Climate change made French heatwave 'more likely' in hottest June ever
The record-breaking heatwave that gripped France last week was made at least five times more likely by climate change, scientists said Tuesday as other data showed that last month was the hottest June worldwide in history.
Compared to weather stretching back more than a century, the three-day temperature peak from June 26-28 in France was four degrees Celsius (7.2 degrees Fahrenheit) warmer than an equally rare June heatwave would have been in 1900, the World Weather Attribution (WWA) team told journalists in a briefing.
Global readings, meanwhile, taken by the EU's Copernicus Climate Change Service (C3S) showed European temperatures were around 2C hotter than normal, and globally Earth was 0.1C hotter than the previous June record.
The heatwave last week smashed national records for the hottest single day as scorching weather spread across Europe from the Sahara. It was so intense that temperatures were as much as 10C higher than normal across France, Germany, northern Spain and Italy, C3S said.
Global warming probably amplified France's devastating hot spell by far more than five times, said Friederike Otto, acting director of the Environmental Change Institute at the University of Oxford.
"Models are very good at representing large-scale seasonal changes in temperatures," she explained.
"On localised scales, climate models tend to underestimate the increase in temperature."
'Likely role much higher'
The findings, presented as a report and to be published in a peer-reviewed journal, focused on metropolitan France and the southern city of Toulouse, where climate statisticians were coincidentally meeting during the heatwave.
Based purely on temperature records, extreme scorchers like the one last week are now 100 times more likely than in 1900, said Geert Jan van Oldenborgh, a senior researcher at the Royal Netherlands Meteorological Institute and co-author of the new report.

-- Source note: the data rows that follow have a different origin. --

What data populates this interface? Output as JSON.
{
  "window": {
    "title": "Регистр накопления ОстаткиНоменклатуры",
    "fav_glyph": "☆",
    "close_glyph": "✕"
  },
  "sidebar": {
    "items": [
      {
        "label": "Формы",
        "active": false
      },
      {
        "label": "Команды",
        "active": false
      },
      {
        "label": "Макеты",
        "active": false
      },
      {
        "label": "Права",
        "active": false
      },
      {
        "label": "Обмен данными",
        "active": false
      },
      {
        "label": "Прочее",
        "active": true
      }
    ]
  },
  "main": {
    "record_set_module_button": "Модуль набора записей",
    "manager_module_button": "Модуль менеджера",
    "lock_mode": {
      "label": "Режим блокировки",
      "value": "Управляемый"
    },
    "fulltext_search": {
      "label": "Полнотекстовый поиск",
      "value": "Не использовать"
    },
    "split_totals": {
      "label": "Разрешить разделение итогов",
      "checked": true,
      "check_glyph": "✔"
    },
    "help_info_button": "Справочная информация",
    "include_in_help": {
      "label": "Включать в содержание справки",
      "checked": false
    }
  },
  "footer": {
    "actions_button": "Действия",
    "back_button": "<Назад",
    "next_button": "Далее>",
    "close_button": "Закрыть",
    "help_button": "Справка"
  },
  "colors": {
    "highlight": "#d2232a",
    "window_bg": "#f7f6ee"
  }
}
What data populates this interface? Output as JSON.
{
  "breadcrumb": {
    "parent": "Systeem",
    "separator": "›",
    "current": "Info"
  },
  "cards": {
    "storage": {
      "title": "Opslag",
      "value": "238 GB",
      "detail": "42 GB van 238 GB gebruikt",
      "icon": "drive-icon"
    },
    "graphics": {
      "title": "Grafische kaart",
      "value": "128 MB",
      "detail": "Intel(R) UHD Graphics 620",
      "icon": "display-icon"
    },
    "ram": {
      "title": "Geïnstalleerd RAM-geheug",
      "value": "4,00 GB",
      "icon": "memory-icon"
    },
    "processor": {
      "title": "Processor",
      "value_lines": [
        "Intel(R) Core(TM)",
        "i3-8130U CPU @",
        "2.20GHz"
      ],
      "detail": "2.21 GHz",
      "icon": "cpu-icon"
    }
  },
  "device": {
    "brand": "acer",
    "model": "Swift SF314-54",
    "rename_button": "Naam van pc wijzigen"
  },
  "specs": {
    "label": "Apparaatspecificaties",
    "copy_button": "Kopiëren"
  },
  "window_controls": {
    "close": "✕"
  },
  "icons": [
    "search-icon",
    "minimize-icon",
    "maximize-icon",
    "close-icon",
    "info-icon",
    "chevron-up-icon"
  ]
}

"But we are unable to say that this is just because of climate change," he said.
Air pollution, the "urban heat island" effect, soil moisture, cloud cover and a host of other factors can also affect the intensity of heatwaves.
And models designed to work on a different scale are consistently "biased" such that they underestimate temperature peaks.
"Given what we know about the observation data and the biases of the models, this is our most conservative estimate as to the contribution of climate change," Otto told AFP.
"The likely role is much higher."
3C hotter than average
Merging satellite data with historic temperature charts, the Copernicus team found June 2019 was 3C hotter across Europe than the baseline average between 1850-1900.
"Our data show that the temperatures over the southwestern region of Europe during the last week of June were unusually high," said Jean-Noel Thepaut, head of C3S.
"Although this was exceptional, we are likely to see more of these events in the future due to climate change."
France, Italy, Spain and some central European nations all posted all-time temperatures peaks, with dozens of deaths attributed to the week-long heatwave.
A 2003 heatwave in France claimed at least 15,000 lives, according to government figures.
Martha Vogel, a climate researcher at the Swiss Federal Institute of Technology in Zurich who was involved in the WWA research, said it was "virtually certain" that Europe's heatwave last year could not have occurred without climate change.
Earth has already warmed by 1C since pre-industrial levels. Vogel and the team in a study published last month found that just 2C of warming—levels aimed for in the Paris climate deal—would see a 2018-style heatwave happen every year.
"The five hottest European summers—2018, 2010, 2003, 2016, 2002—were all in this century," she told AFP.